Thursday is the last day of school for elementary and middle schools while high schools end the year on Friday. But on Wednesday there was still an important bit of business to attend to.
Superintendent Dr. Tom Ahart and other district administrators met with high school students who responded to an open invitation to come and share ideas for an action plan aimed at maximizing student attendance. The open forum was held at DMPS offices at 2100 Fleur Drive and was pursuant to the Secondary Student Attendance Survey that was administered in March.
Over 7,000 students completed the survey. The overall response rate was 44% (63% for middle schools; 29% for high schools). One of the attendees at the forum suggested there would have been more participation if the district sent the survey to students’ personal email accounts instead of via Infinite Campus. That suggestion was duly noted for future reference.
Each of the five home high schools was represented at the event, and so was Scavo. Some valuable insights emerged from the frank discussion.
There was consensus that the current attendance policy lacks teeth. Students from multiple schools shared their sense that consequences are lacking for offenders. Currently, a sequence of parental notifications and school staff interventions as absences mount culminates with a student being dropped from a class when the count reaches 10.
Supt. Ahart shared some of the findings from the survey with the students and explained the district’s concern about what amounts to selective attendance.
“Our overall attendance rate is 95%,” he explained, “which is good. But we want to know what’s behind students coming to school for first block but leaving for second or third. If our schools aren’t places where students want to be, something’s wrong and we want to determine what that is and fix it.”
A student who misses 10% or more of scheduled class time is considered chronically absent. Skipping only one block out of a school day surpasses that threshold.
After some briefing on the aggregate results of the survey, students broke into small groups and developed recommendations for the district’s action plan centered on three primary elements:
- Attendance policy
- Whole child health
- Making learning meaningful
The district has implemented Standards Referenced Grading in recent years to ensure greater academic uniformity from school to school.
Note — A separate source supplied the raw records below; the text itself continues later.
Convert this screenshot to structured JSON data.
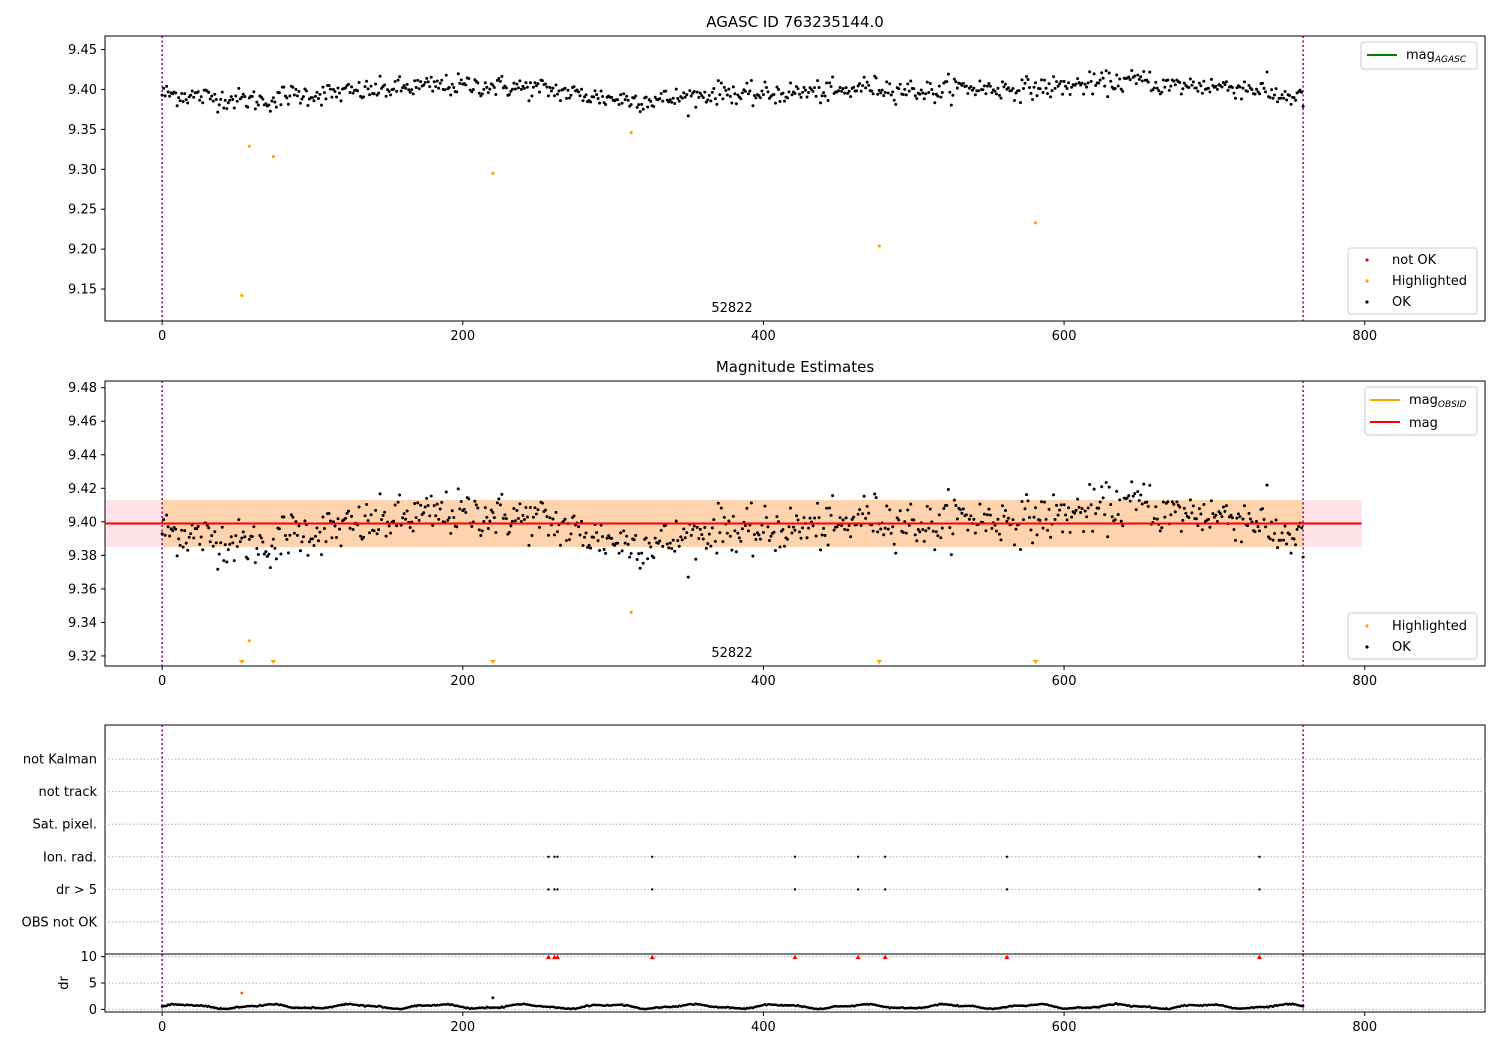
{
  "chart_data": [
    {
      "type": "scatter",
      "title": "AGASC ID 763235144.0",
      "annotation": "52822",
      "xlim": [
        -38,
        880
      ],
      "ylim": [
        9.11,
        9.467
      ],
      "xticks": [
        0,
        200,
        400,
        600,
        800
      ],
      "yticks": [
        9.15,
        9.2,
        9.25,
        9.3,
        9.35,
        9.4,
        9.45
      ],
      "ytick_labels": [
        "9.15",
        "9.20",
        "9.25",
        "9.30",
        "9.35",
        "9.40",
        "9.45"
      ],
      "vlines": [
        0,
        759
      ],
      "line_legend": {
        "label": "mag",
        "sub": "AGASC",
        "color": "#008000"
      },
      "marker_legend": [
        {
          "label": "not OK",
          "color": "#ff0000"
        },
        {
          "label": "Highlighted",
          "color": "#ffa500"
        },
        {
          "label": "OK",
          "color": "#000000"
        }
      ],
      "ok_series": {
        "n": 760,
        "x_start": 0,
        "x_end": 759,
        "mean": 9.399,
        "noise": 0.009
      },
      "highlighted": [
        [
          53,
          9.142
        ],
        [
          58,
          9.329
        ],
        [
          74,
          9.316
        ],
        [
          220,
          9.295
        ],
        [
          312,
          9.346
        ],
        [
          477,
          9.204
        ],
        [
          581,
          9.233
        ]
      ]
    },
    {
      "type": "scatter",
      "title": "Magnitude Estimates",
      "annotation": "52822",
      "xlim": [
        -38,
        880
      ],
      "ylim": [
        9.314,
        9.484
      ],
      "xticks": [
        0,
        200,
        400,
        600,
        800
      ],
      "yticks": [
        9.32,
        9.34,
        9.36,
        9.38,
        9.4,
        9.42,
        9.44,
        9.46,
        9.48
      ],
      "ytick_labels": [
        "9.32",
        "9.34",
        "9.36",
        "9.38",
        "9.40",
        "9.42",
        "9.44",
        "9.46",
        "9.48"
      ],
      "vlines": [
        0,
        759
      ],
      "mag": 9.399,
      "mag_obsid": 9.399,
      "band_mag": [
        9.385,
        9.413,
        -38,
        798
      ],
      "band_obsid": [
        9.385,
        9.413,
        0,
        759
      ],
      "line_legend": [
        {
          "label": "mag",
          "sub": "OBSID",
          "color": "#ffa500"
        },
        {
          "label": "mag",
          "sub": "",
          "color": "#ff0000"
        }
      ],
      "marker_legend": [
        {
          "label": "Highlighted",
          "color": "#ffa500"
        },
        {
          "label": "OK",
          "color": "#000000"
        }
      ],
      "highlighted": [
        [
          58,
          9.329
        ],
        [
          312,
          9.346
        ]
      ],
      "clipped_low": [
        53,
        74,
        220,
        477,
        581
      ]
    },
    {
      "type": "scatter",
      "xlim": [
        -38,
        880
      ],
      "xticks": [
        0,
        200,
        400,
        600,
        800
      ],
      "vlines": [
        0,
        759
      ],
      "flag_labels": [
        "not Kalman",
        "not track",
        "Sat. pixel.",
        "Ion. rad.",
        "dr > 5",
        "OBS not OK"
      ],
      "flag_points": {
        "Ion. rad.": [
          257,
          261,
          263,
          326,
          421,
          463,
          481,
          562,
          730
        ],
        "dr > 5": [
          257,
          261,
          263,
          326,
          421,
          463,
          481,
          562,
          730
        ]
      },
      "dr": {
        "ylabel": "dr",
        "ylim": [
          -0.5,
          10.5
        ],
        "yticks": [
          0,
          5,
          10
        ],
        "clipped_high": [
          257,
          261,
          263,
          326,
          421,
          463,
          481,
          562,
          730
        ],
        "highlighted": [
          [
            53,
            3.1
          ],
          [
            220,
            2.2
          ]
        ]
      }
    }
  ]
}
The students at yesterday’s forum called for something similar in terms of district policymaking – consistent communication and enforcement.
“How can we be held accountable for rules we aren’t even aware of?” was how one of the small groups framed it.
Director of High Schools Mike Vukovich said that student advocacy teams will be in place at each of the high schools to facilitate better communication between students and central administration.
“Some of the high schools already have them.” He said. “The ones that don’t yet are going to.”
Ahart thanked the students for their input and pledged more dialogue where this initial session came from.
“We will do this at least annually,” he said, “and take some of your suggestions today into account as we formulate this action plan.”
It was a promising way to end one school year and begin the next.